Church tower. Graveyard stone. Candles in the church, but not in the graveyard.

Blood. The Roman numerals, copied and enlarged.

Maps of Harlan County with circles around both scenes.

Underneath it all lay the same ugly fact that had been pressing on her since dawn.

Two women were now dead and a killer was still moving through Harlan County.

“Where can I set up?” Selena asked.

Connor gestured to a small desk near the board. “Is over there good?”

A desktop computer sat on the desk opposite. He took that one while Selena opened her laptop at the first. The room itself was little more than an oversized meeting space with peeling paint near the radiator and a coffeemaker shoved onto a cabinet in the corner.

Selena powered up the laptop. “What’s the station Wi-Fi?”

Connor didn’t answer right away.

She looked over. “What’s wrong?”

A hint of embarrassment crossed his face, which was rare enough to be noticeable. “Password’s MaplePool2011.”

For a second Selena only stared at him.

Maple Pool and a cabin by the lake. Three quiet days there in 2011, a last throw of the dice to save their marriage. It had been before everything came apart. A weekend of cedar walls, bad fishing, rain on the roof, and Connor insisting he could build a fire faster than any man alive.

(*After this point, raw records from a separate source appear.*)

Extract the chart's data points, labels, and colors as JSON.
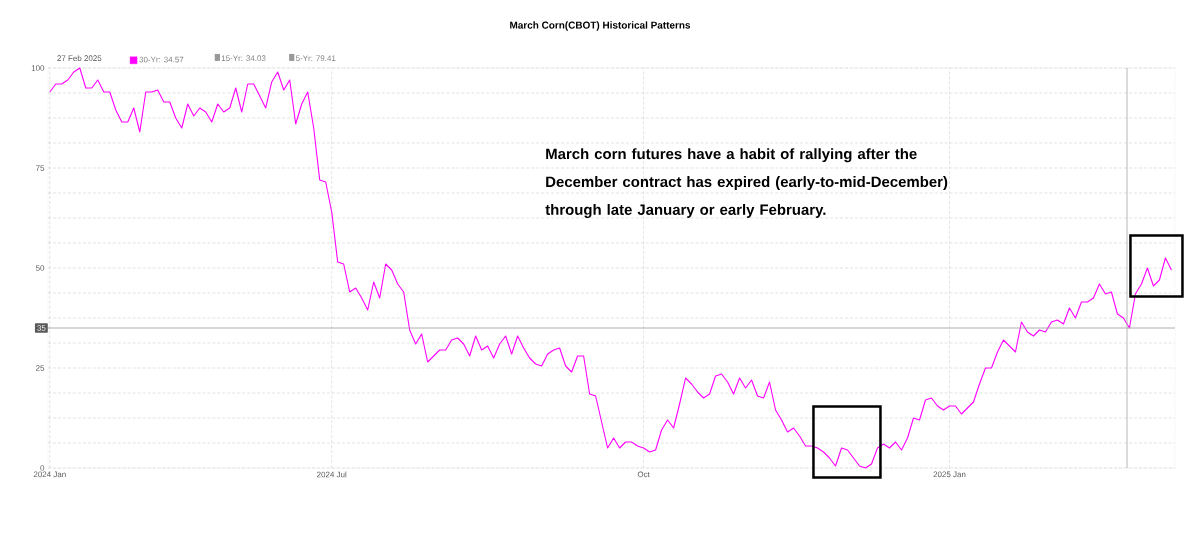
{
  "chart_data": {
    "type": "line",
    "title": "March Corn(CBOT) Historical Patterns",
    "categories": [
      "2024 Jan",
      null,
      null,
      null,
      null,
      null,
      null,
      null,
      null,
      null,
      null,
      null,
      null,
      null,
      null,
      null,
      null,
      null,
      null,
      null,
      null,
      null,
      null,
      null,
      null,
      null,
      null,
      null,
      null,
      null,
      null,
      null,
      null,
      null,
      null,
      null,
      null,
      null,
      null,
      null,
      null,
      null,
      null,
      null,
      null,
      null,
      null,
      "2024 Jul",
      null,
      null,
      null,
      null,
      null,
      null,
      null,
      null,
      null,
      null,
      null,
      null,
      null,
      null,
      null,
      null,
      null,
      null,
      null,
      null,
      null,
      null,
      null,
      null,
      null,
      null,
      null,
      null,
      null,
      null,
      null,
      null,
      null,
      null,
      null,
      null,
      null,
      null,
      null,
      null,
      null,
      null,
      null,
      null,
      null,
      null,
      null,
      null,
      null,
      null,
      null,
      "Oct",
      null,
      null,
      null,
      null,
      null,
      null,
      null,
      null,
      null,
      null,
      null,
      null,
      null,
      null,
      null,
      null,
      null,
      null,
      null,
      null,
      null,
      null,
      null,
      null,
      null,
      null,
      null,
      null,
      null,
      null,
      null,
      null,
      null,
      null,
      null,
      null,
      null,
      null,
      null,
      null,
      null,
      null,
      null,
      null,
      null,
      null,
      null,
      null,
      null,
      null,
      "2025 Jan",
      null,
      null,
      null,
      null,
      null,
      null,
      null,
      null,
      null,
      null,
      null,
      null,
      null,
      null,
      null,
      null,
      null,
      null,
      null,
      null,
      null,
      null,
      null,
      null,
      null,
      null,
      null,
      null,
      null,
      null,
      null,
      null,
      null,
      null,
      null,
      null,
      null
    ],
    "series": [
      {
        "name": "30-Yr: 34.57",
        "color": "#ff00ff",
        "values": [
          94,
          96,
          96,
          97,
          99,
          100,
          95,
          95,
          97,
          94,
          94,
          89.5,
          86.5,
          86.5,
          90,
          84,
          94,
          94,
          94.5,
          91.5,
          91.5,
          87.5,
          85,
          91,
          88,
          90,
          89,
          86.5,
          91,
          89,
          90,
          95,
          89,
          96,
          96,
          93,
          90,
          96.5,
          99,
          94.5,
          97,
          86,
          91,
          94,
          85,
          72,
          71.5,
          64,
          51.5,
          51,
          44,
          45,
          42.5,
          39.5,
          46.5,
          42.5,
          51,
          49.5,
          46,
          44,
          34.5,
          31,
          33.5,
          26.5,
          28,
          29.5,
          29.5,
          32,
          32.5,
          31,
          28,
          33,
          29.5,
          30.5,
          27.5,
          31,
          33,
          28.5,
          33,
          30,
          27.5,
          26,
          25.5,
          28.5,
          29.5,
          30,
          25.5,
          24,
          28,
          28,
          18.5,
          18,
          11.5,
          5,
          7.5,
          5,
          6.5,
          6.5,
          5.5,
          5,
          4,
          4.5,
          9.5,
          12,
          10,
          16,
          22.5,
          21,
          19,
          17.5,
          18.5,
          23,
          23.5,
          21.5,
          18.5,
          22.5,
          20,
          22,
          18,
          17.5,
          21.5,
          14.5,
          12,
          9,
          10,
          8,
          5.5,
          5.5,
          5,
          4,
          2.5,
          0.5,
          5,
          4.5,
          2.5,
          0.5,
          0,
          1,
          5,
          6,
          5,
          6.5,
          4.5,
          7.5,
          12.5,
          12,
          17,
          17.5,
          15.5,
          14.5,
          15.5,
          15.5,
          13.5,
          15,
          16.5,
          21,
          25,
          25,
          29,
          32,
          30.5,
          29,
          36.5,
          34,
          33,
          34.5,
          34,
          36.5,
          37,
          36,
          40,
          37.5,
          41.5,
          41.5,
          42.5,
          46,
          43.5,
          44,
          38.5,
          37.5,
          35,
          43.5,
          46,
          50,
          45.5,
          47,
          52.5,
          49.5
        ]
      }
    ],
    "ylim": [
      0,
      100
    ],
    "yticks": [
      0,
      {
        "value": 6.25,
        "label": null
      },
      {
        "value": 12.5,
        "label": null
      },
      {
        "value": 18.75,
        "label": null
      },
      25,
      {
        "value": 31.25,
        "label": null
      },
      {
        "value": 37.5,
        "label": null
      },
      {
        "value": 43.75,
        "label": null
      },
      50,
      {
        "value": 56.25,
        "label": null
      },
      {
        "value": 62.5,
        "label": null
      },
      {
        "value": 68.75,
        "label": null
      },
      75,
      {
        "value": 81.25,
        "label": null
      },
      {
        "value": 87.5,
        "label": null
      },
      {
        "value": 93.75,
        "label": null
      },
      100
    ],
    "grid": true,
    "legend": "top left",
    "ref_lines": [
      {
        "axis": "y",
        "value": 35,
        "label": "35",
        "color": "#999999"
      }
    ],
    "annotations": [
      "March corn futures have a habit of rallying after the December contract has expired (early-to-mid-December) through late January or early February.",
      "27 Feb 2025",
      "15-Yr: 34.03",
      "5-Yr: 79.41"
    ]
  }
}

“We did like to go there,” she said.

Connor looked down at the desk. “Don’t read anything into it. I just use passwords I’ll remember.”

Of all the things he could have said, the plainness of that hit hardest.

“Of course,” Selena said.

She entered the password and opened Lauren Gimble’s social media accounts. Public posts first. Photos. Shares. Comments. Church quotes. Videos from sermons in different towns. Soft-focus graphics about forgiveness, rebirth, renewal.

Connor settled into his chair opposite. “What are you looking for?”

“A thread between the victims.” Selena scrolled. “Lauren’s social history might give us one. Anything we can find that could link her and Brenda together. Something the killer hung onto.”

Before she could go further, her phone buzzed across the desk.

Washington field office.

She answered at once. “Raven.”

“Hey,” a masculine voice said. It was Brent. Her sometimes partner, both off and on the job. “You up to your neck in rural charm yet?”

The voice landed oddly. Familiar, easy, once close enough to know her habits, now filed away with the other lives she had not kept.

“I suppose it’s found me, Brent. What do you have?” she asked.

“Well, first of all,” he said in a tone she knew all too well, “we got your message and we can send another forensics team, but it’s going to take a few days. Meg is a bit concerned it might ruffle local feathers, but if it’s what you need…”

“It’s what I need, Brent.” She looked over and caught Connor’s line of sight. He looked away quickly and back at his computer.

Brent continued: “Calloway got me to dig into the database for you as well. No evidence of a previous church killing in or around Harlan County in recent years. We checked open and closed cases, suspicious deaths, female victims near abandoned religious sites. Nothing that fits.”